A number of companies have succeeded in managing their negotiations on a corporate level by building coordinated negotiation capabilities. Danny Ertel identified four broad changes in the companies’ corporate practice and perspective. First, the businesses have established a companywide negotiation infrastructure to apply the knowledge gained from past negotiations to improve future ones. Second, they have broadened the measures they use to evaluate negotiator’s performance beyond matters of cost and price. Third, they draw a clear distinction between the elements of an individual deal and the nature of the ongoing relationship among the parties. Fourth, the companies make their negotiators feel comfortable walking away from a deal when the deal is not in the company’s best interest. I will outline these changes as well as other elements I consider conducive to constructive negotiation that help companies achieve satisfying business results.
Negotiation is one of the few functions in the modern corporation that has resisted the trend towards standardizing processes and streamlining work. While companies have reengineered customer service, manufacturing, and even research and development, negotiation remains to be an individual domain. Each negotiation is viewed as a separate event, and the outcome is thought to depend on the negotiator’s personal judgement, timing and experience. The notion that every negotiation is unique is, of course, in the interest of negotiators. This notion isolates them from inference and criticism (Ertel, 1999).
In order turn negotiation into a corporate skill, companies provide more and better information to their negotiators, draw lessons from past negotiations and set up categorization and prioritization schemes to guide negotiators in selecting their strategies.
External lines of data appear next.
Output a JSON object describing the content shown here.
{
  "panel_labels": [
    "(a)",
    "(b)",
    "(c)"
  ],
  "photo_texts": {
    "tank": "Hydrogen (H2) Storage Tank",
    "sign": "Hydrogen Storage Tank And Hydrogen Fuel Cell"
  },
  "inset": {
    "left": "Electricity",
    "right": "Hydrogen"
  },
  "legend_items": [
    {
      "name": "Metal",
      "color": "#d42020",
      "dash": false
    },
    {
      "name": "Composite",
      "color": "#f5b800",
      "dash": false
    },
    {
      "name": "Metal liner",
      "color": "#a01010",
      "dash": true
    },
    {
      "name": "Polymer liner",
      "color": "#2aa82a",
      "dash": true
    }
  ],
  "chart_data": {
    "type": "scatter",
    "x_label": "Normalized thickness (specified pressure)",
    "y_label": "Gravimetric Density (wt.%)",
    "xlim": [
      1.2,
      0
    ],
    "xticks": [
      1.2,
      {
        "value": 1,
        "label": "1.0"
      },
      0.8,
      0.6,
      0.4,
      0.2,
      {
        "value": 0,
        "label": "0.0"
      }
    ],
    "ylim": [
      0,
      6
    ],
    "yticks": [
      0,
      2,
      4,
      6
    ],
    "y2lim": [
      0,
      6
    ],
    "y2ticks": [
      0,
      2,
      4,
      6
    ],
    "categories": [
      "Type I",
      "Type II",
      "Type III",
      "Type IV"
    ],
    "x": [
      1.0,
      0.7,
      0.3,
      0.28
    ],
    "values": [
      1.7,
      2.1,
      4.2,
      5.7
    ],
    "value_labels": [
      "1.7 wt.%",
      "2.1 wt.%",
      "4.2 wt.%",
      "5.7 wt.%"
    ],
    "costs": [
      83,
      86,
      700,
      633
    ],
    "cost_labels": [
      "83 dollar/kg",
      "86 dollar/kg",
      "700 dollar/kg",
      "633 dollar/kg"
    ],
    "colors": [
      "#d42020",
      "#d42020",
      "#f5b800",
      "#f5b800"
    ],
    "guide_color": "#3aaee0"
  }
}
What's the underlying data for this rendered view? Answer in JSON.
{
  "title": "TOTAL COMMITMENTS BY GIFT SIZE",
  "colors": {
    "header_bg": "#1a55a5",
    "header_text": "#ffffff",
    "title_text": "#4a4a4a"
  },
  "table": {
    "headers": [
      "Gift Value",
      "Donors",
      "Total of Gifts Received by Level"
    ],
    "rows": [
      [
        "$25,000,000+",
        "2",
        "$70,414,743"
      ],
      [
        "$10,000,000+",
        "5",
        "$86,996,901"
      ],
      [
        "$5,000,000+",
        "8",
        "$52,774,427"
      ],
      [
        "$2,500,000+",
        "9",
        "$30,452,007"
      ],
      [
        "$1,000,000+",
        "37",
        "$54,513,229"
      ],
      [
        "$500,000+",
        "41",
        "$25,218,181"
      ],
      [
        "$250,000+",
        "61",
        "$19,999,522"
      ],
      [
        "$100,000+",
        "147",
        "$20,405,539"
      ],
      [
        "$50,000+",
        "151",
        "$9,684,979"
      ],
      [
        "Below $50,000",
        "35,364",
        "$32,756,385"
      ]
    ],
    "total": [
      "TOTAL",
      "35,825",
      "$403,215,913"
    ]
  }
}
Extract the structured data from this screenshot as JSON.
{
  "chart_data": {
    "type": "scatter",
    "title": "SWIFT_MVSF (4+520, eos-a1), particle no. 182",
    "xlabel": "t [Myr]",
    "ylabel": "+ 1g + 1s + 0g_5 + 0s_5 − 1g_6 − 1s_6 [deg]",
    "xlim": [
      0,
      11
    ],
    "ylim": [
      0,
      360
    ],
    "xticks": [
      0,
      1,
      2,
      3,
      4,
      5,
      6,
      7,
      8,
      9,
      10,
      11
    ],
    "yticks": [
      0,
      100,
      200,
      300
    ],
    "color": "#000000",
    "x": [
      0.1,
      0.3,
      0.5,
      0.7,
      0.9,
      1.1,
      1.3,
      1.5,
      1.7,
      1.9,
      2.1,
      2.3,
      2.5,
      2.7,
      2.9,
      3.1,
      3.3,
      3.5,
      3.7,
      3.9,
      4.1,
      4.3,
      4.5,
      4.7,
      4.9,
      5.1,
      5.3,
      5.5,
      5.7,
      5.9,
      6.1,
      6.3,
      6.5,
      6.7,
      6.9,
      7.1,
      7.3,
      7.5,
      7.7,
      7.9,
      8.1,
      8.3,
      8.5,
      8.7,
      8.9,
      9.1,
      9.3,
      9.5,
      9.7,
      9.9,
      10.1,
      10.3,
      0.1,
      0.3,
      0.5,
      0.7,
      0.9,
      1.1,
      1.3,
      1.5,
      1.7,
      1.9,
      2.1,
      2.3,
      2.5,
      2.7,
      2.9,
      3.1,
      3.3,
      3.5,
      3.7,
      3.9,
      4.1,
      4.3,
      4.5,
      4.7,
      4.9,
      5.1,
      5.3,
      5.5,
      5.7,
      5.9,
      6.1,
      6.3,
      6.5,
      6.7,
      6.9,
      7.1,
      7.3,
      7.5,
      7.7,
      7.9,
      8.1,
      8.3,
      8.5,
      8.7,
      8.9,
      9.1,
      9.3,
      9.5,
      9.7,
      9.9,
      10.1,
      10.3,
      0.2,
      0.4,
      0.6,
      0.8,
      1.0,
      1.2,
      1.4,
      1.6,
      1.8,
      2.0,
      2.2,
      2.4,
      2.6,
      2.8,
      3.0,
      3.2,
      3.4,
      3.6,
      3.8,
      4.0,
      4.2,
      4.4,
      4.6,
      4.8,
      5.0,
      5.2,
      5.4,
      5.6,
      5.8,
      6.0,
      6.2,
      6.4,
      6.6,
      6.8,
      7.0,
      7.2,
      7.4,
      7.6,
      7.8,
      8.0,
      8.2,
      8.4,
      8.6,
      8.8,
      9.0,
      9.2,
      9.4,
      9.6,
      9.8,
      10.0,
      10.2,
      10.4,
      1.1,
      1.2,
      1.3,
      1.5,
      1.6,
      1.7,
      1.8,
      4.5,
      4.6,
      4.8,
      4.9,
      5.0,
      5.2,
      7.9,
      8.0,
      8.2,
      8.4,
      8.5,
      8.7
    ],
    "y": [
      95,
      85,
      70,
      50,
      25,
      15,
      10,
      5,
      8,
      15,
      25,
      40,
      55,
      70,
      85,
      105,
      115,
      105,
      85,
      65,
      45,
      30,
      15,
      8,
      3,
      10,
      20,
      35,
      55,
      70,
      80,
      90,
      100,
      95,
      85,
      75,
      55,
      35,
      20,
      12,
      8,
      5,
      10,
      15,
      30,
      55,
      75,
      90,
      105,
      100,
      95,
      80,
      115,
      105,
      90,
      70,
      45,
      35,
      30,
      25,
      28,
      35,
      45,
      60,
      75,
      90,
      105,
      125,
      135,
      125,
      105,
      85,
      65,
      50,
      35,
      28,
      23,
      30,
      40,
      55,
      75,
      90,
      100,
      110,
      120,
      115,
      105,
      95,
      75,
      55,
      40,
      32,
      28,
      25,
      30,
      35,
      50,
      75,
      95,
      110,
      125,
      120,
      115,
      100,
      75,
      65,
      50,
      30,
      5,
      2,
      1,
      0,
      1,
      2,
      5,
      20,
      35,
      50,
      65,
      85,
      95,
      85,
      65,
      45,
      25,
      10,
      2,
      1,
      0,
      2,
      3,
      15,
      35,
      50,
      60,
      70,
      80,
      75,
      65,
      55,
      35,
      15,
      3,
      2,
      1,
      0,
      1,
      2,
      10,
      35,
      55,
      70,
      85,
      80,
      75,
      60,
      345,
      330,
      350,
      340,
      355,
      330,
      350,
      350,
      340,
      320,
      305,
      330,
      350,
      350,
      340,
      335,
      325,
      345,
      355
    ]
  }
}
By following this procedure, the companies do not just improve the outcomes of individual negotiations, they break down the common assumption that every negotiation is unique and cannot be controlled. According to Ertel this change in attitude forms the basis for more collaboration, creativity and efficiency throughout a company’s negotiation activities (1999).
Broadening the measures of success
The way a company measures the success of a negotiation guides the way a negotiator approaches and conducts the negotiation. Although many companies have begun to realize the importance of creating partnerships with customers and key suppliers, negotiation outcomes are often not judged in terms of how the outcomes impact relationships. The short term goal of gaining the best price or achieving the lowest cost in most cases still prevails over the long-term goal of building more rewarding customer relationships.
Buyers keep focusing on cost issues, or so sellers think, causing them to give in on the buyers’ discount demands instead of focusing on value they can provide customers with. This behavior leads buyers to ignore opportunities to be innovative in working with suppliers to create new value by, for example, reducing inventories or developing higher- quality components or custom-made solutions. Ertel points out correctly, that this behavior can constrain a company’s attempts to make strategic changes that require new,more collaborative relationships with suppliers, such as moving to a build-to-order manufacturing system (1999).